Nicotine • Compound found in tobacco. Stimulates the nicotinic receptor (a type of acetylcholine receptor) both in the central nervous system and neuromuscular junction of skeletal muscles; can also increase dopamine release by attaching to neurons that release dopamine in the nucleus accumbens. Repeated use of nicotine leads to decreased sensitivity in nucleus accumbens cells responsible for reinforcement.
Opiates • Derived from (or similar to those derived from) the opium poppy. Common opiates include morphine, heroin, and methadone. Opiates have a net effect of increasing the release of dopamine by stimulating endorphin receptors. Opiates also decrease activity in the locus coeruleus which results in decreased response to stress and decreased memory storage.
Marijuana • Contains the chemical Δ9-tetrahydrocannabionol (Δ9-THC) and other cannabinoids (chemicals related to Δ9-THC); Δ9-THC works by attaching to cannabinoid receptors. Anandamide and sn-2 arachidonylglycerol (2-AG) are brain chemicals that bind to cannabinoid receptors.
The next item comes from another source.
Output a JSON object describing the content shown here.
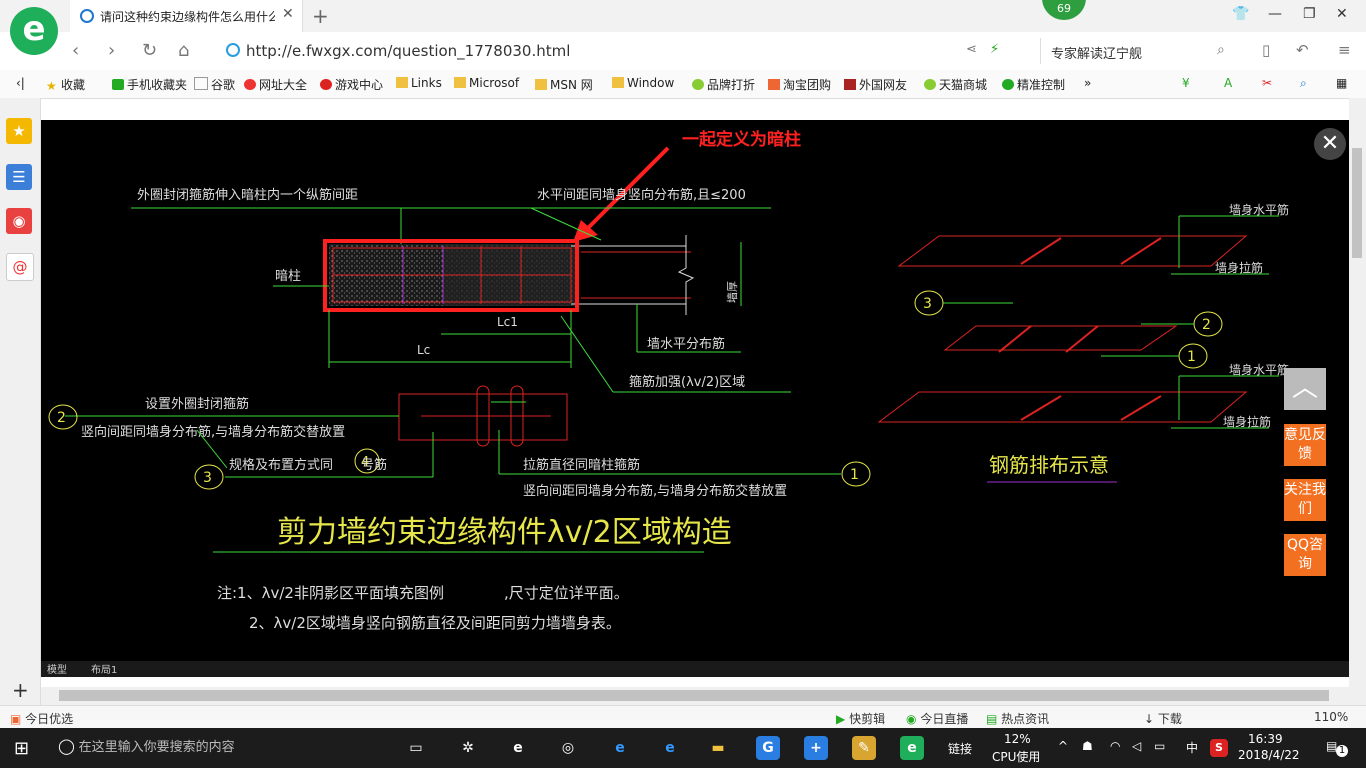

Marijuana • Marijuana can be used medically to relieve pain or nausea, combat glaucoma (eye disorder) and to increase appetite. Common psychological effects of marijuana include intensification of sensory experience and the illusion that time is passing very slowly. Prolonged marijuana use is associated with impaired memory performance.
Hallucinogenics • Drugs that distort perception. Many hallucinogenic drugs like lysergic acid diethylamide (LSD) resemble serotonin and bind to serotonin type 2A (5-HT2A) receptors.